I realized yesterday that I haven't updated here in ages, so sorry about that. I've been writing a lot, but it's mostly for me at this point, so I kind of forgot that I haven't written anything that other people can read in a while. I also haven't really updated because there isn't much to say, really. It's mostly a waiting game-I had another bone marrow biopsy on Tuesday, so now we are just waiting until those results come back to see where I stand. 

I've been struggling because many people hear the word "remission" and assume that I'm "done," or "better," but I'm not. I've gone through two more rounds of chemotherapy since achieving remission, and I may have to do more, and I may still need to have a bone marrow transplant. All of that combined with the 50% chance of relapse within the next few years makes it difficult for me to be celebratory. Realistically, this is something I'm going to have to, at the very least, think about for the rest of my life, so I don't know how to respond to people when they ask if I'm "done." No, I'm not done, and I never really will be. 

Luckily, I find a lot of solace in the fact that I have already lived such a fulfilling and beautiful life. In just the time since I graduated college, I've traveled to 22 U.S. National Parks while living out of my car, solo traveled around four continents, learned another language, been accepted into multiple grad schools, read hundreds of books, and visited four Wonders of the World. What I'm most proud of, though, is that I've really taken the time to get to know the people and places I've encountered, and even though I've done a lot during that time, I've never felt like I was rushing through anything. I may not get to live as long as I'd like to, but I've really made the most of this life, even before I got sick. Maybe you feel like I'm being pessimistic or fatalistic, but I promise I'm not trying to be. I'm trying, every day, to remain levelheaded and positive, but I also have to be realistic about the condition I have and pragmatic with the information I receive from my doctors. I sincerely hope that I'll be able to have more meaningful experiences around the world, and I believe I will, but life and health are never a sure thing. For me, now more than ever.

Sorry to get so serious!
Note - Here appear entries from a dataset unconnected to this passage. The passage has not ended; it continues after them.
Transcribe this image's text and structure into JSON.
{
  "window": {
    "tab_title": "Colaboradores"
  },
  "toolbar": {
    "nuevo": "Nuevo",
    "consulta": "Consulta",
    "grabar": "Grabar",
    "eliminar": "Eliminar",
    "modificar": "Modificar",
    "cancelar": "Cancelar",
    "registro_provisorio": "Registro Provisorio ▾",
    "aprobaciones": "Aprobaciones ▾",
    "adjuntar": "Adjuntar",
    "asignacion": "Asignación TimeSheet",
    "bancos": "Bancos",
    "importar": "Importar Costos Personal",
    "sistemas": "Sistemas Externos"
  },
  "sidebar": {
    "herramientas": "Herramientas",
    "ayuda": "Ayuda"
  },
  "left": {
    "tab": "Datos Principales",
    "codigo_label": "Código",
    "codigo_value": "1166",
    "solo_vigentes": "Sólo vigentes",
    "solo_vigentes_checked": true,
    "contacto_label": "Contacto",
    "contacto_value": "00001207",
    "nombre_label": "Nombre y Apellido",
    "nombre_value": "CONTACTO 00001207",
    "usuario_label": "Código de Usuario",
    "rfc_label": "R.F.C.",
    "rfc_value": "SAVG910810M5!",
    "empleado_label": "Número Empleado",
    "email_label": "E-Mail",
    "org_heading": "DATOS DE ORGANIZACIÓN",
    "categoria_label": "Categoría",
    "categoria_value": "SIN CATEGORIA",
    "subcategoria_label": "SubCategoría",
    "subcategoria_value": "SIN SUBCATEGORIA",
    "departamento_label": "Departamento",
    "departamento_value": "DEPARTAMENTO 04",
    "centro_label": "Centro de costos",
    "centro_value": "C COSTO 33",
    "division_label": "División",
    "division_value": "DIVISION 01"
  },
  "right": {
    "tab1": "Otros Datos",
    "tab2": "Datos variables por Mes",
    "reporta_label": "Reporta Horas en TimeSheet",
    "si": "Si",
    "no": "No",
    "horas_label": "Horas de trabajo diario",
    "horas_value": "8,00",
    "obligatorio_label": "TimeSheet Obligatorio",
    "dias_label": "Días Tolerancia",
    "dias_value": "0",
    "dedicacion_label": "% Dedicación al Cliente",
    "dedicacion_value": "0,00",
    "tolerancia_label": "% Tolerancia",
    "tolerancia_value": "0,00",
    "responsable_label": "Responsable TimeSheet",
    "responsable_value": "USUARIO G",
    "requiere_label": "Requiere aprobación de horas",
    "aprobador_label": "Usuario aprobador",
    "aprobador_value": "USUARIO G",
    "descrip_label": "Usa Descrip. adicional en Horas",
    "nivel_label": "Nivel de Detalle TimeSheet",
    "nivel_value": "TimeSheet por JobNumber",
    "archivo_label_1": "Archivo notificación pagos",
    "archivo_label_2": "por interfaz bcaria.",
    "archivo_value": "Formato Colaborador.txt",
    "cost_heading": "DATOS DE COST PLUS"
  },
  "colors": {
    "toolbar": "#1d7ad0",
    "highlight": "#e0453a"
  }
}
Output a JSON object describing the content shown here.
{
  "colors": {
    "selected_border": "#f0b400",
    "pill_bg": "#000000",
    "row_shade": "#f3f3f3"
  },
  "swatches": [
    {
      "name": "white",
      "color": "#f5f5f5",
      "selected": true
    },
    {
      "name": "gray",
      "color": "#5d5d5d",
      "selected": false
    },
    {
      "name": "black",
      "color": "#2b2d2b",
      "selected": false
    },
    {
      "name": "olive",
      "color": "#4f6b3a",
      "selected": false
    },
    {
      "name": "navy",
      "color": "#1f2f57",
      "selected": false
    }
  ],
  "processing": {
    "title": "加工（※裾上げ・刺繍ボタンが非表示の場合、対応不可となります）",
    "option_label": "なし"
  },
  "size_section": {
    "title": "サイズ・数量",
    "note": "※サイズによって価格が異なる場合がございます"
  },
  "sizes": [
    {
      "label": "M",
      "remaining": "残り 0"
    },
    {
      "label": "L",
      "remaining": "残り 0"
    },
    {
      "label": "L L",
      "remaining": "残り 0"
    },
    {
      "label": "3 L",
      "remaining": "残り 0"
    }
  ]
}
I know no one really wants to hear about how scared I am of dying, but it is something I think about often, if I'm being honest. I would love to hop on here every day and be 100% positive all the time, but that's not my reality. I know I'm a fighter, but even fighters die of cancer, you know? I'm going to do everything I possibly can, but I cannot will my bone marrow to start working properly. Either the chemotherapy works or it doesn't, and either I stay in remission or I don't. I have to consider both possibilities, as unpleasant as that may be. 

All that being said, I do still feel positive and confident most of the time, I promise. Leukemia is a brutal cancer to get, especially acute myeloid, but it is not unbeatable. I genuinely believe that I'll be back out in the world sooner rather than later, I'm just hoping that the news from this most recent biopsy is good. I would love to add "survived cancer" to the above list of things I've done since I graduated college, and I will!